While upgrading the dissuasive posture to a deterrence posture would take some time it is the filling in of gaps in our dissuasive forces that needs to be undertaken urgently. A number of measures to strengthen our defence preparedness have been suggested by the outgoing Army Chief and the current incumbent. Some of the priority actions that need to be taken are outlined below:-

The R & AW Report is a timely warning which needs to be taken seriously by our politico-bureaucratic combine otherwise we may be in for another Kargil like surprise. No opportunity should be given to China to teach us a lesson again. In fact we should be prepared to teach a lesson if any conflict is initiated by the PLA. And finally, one should remember the dictum that weakness invites aggression.

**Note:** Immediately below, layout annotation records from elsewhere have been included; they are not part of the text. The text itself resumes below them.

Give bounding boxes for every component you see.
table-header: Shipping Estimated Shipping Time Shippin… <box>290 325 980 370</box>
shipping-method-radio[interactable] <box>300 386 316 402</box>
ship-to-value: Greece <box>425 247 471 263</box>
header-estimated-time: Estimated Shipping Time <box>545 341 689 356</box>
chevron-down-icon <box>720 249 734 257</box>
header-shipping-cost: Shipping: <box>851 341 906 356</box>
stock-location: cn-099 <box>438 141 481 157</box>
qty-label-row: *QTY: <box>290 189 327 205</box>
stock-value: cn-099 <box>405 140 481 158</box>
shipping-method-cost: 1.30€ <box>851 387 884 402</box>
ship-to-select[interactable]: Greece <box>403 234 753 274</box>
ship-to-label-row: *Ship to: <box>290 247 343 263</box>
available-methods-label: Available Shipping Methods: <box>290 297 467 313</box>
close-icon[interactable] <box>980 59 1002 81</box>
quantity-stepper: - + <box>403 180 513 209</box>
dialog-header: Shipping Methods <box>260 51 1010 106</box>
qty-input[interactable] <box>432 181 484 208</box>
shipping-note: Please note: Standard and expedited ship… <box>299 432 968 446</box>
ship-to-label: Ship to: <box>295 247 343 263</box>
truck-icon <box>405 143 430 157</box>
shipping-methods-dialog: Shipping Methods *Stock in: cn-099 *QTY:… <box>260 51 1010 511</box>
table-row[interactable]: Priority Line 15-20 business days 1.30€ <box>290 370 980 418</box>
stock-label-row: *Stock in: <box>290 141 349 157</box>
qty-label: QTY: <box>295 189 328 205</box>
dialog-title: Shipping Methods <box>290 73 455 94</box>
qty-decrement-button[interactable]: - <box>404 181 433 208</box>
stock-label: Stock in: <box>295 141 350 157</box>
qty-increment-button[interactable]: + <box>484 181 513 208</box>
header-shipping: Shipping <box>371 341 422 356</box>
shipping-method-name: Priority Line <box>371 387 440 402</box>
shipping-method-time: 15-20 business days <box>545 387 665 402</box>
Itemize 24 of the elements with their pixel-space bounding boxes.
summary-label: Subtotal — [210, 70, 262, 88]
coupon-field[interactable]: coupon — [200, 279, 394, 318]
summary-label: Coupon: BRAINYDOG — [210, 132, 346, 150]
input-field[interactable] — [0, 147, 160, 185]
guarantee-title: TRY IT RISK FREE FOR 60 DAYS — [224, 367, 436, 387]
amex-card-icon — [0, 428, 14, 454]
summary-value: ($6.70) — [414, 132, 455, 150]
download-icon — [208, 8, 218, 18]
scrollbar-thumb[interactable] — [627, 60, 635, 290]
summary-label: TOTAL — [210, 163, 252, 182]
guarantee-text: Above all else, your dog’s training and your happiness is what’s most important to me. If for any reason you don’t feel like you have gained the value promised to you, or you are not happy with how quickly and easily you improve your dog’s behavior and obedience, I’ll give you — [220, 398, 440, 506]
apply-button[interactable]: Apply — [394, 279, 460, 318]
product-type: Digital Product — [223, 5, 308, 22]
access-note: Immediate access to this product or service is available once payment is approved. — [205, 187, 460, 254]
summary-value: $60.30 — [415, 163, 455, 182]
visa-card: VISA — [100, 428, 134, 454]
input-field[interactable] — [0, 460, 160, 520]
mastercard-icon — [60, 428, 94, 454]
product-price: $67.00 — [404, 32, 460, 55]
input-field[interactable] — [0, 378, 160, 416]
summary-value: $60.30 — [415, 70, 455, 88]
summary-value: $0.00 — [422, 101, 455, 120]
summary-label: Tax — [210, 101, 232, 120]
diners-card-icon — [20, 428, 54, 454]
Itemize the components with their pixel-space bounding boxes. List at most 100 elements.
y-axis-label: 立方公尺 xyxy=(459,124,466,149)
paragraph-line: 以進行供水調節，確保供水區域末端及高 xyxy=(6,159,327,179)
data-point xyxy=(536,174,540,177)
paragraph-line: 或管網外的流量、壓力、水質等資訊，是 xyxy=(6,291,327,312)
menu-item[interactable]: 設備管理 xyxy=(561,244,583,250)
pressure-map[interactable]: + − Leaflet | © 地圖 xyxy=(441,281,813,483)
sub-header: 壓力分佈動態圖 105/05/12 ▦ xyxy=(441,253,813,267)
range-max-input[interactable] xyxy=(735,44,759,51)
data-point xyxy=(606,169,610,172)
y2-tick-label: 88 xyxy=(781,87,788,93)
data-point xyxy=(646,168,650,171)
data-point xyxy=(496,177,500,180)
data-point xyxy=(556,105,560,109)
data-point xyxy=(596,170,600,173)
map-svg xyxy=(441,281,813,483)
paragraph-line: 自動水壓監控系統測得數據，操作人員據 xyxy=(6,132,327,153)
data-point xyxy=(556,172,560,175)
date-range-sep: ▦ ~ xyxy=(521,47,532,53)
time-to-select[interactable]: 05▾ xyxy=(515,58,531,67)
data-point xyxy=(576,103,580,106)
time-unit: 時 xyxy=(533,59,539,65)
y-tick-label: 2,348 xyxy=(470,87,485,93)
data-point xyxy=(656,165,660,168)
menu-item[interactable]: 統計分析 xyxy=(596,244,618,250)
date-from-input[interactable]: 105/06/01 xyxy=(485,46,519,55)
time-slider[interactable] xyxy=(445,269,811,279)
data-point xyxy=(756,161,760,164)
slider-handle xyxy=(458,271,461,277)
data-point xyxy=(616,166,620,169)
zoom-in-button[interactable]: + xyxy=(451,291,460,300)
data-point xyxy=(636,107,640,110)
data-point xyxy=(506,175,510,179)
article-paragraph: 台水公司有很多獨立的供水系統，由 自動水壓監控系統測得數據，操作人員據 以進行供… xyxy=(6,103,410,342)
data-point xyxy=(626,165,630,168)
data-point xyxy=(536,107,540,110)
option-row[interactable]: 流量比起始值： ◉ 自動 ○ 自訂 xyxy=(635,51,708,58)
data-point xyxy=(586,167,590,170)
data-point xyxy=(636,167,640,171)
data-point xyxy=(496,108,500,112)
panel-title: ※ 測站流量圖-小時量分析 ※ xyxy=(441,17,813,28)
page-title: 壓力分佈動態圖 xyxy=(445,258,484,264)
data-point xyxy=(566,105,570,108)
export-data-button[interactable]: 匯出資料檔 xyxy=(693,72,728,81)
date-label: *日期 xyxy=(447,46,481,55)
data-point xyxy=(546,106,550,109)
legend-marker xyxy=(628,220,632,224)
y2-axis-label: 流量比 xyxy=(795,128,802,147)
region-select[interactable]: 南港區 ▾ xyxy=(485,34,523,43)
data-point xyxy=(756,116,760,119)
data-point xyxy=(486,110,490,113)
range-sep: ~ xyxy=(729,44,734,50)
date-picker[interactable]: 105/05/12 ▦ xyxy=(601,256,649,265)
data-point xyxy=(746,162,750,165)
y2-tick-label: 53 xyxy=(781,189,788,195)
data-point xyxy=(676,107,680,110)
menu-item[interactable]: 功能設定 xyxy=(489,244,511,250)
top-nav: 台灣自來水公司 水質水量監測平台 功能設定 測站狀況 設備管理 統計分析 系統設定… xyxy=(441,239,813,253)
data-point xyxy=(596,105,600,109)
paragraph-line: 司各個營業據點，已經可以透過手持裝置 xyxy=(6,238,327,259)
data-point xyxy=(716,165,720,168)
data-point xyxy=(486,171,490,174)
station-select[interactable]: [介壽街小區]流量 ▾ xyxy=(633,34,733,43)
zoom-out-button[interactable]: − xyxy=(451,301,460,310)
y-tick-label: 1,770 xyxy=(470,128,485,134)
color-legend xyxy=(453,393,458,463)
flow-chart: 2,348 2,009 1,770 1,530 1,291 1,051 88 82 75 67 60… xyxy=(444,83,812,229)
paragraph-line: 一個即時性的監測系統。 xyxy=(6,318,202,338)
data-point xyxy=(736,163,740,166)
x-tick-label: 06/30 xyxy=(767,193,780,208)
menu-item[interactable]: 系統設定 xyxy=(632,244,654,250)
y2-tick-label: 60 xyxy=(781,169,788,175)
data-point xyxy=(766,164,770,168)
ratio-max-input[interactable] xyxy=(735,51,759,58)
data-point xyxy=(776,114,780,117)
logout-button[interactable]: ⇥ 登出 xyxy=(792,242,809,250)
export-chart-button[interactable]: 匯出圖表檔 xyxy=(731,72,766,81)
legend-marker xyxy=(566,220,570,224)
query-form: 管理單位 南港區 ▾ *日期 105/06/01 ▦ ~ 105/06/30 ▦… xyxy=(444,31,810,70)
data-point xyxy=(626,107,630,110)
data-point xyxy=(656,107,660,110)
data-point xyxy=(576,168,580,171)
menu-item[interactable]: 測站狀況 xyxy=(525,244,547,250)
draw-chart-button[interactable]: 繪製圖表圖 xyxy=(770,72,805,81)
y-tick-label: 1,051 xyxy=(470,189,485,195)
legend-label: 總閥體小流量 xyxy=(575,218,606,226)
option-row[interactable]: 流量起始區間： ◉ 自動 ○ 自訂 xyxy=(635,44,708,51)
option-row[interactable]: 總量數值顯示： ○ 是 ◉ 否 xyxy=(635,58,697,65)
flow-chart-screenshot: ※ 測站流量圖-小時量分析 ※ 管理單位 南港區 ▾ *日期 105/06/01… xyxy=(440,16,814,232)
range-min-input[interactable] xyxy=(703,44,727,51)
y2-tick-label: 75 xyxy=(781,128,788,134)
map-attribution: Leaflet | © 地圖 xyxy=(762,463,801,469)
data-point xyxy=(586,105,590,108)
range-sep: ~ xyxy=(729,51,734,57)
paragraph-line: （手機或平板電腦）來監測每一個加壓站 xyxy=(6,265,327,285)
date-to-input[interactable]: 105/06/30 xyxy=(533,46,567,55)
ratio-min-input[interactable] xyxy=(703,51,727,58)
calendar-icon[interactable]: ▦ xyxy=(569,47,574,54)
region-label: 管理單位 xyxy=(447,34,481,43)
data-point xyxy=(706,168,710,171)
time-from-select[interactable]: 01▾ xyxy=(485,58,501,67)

  • The HUMINT cover along the borders needs to be augmented; the density of intelligence posts should also be increased.
  • The quality of the ELINT and COMINT capabilities along the borders needs to be improved and the depth and breadth of such a cover should be enhanced.
  • Similarly satellite cover for ISR and target acquisition needs to be supplemented on an urgent basis.
  • Above all basic wherewithal like ammunition deficiencies and improvement of ammunition dumps as brought out by the current and outgoing Army Chiefs, need to be made up speedily. There are large scale voids which has also been described as ‘critical hollowness’ in the army that includes tanks running out of ammunition, obsolete air defence systems and lack of essential weaponry, and lack of critical surveillance and night-fighting capabilities for infantry and special forces.
  • Acquisition of ground attack helicopters, speeding up the acquisition of artillery especially the ultra-light howitzers ex-USA that can be deployed in the mountains and are transportable by helicopters should be resorted to at the earliest. Acquisition of UAV’s and Drones would add to our surveillance, reconnaissance and precision strike capabilities.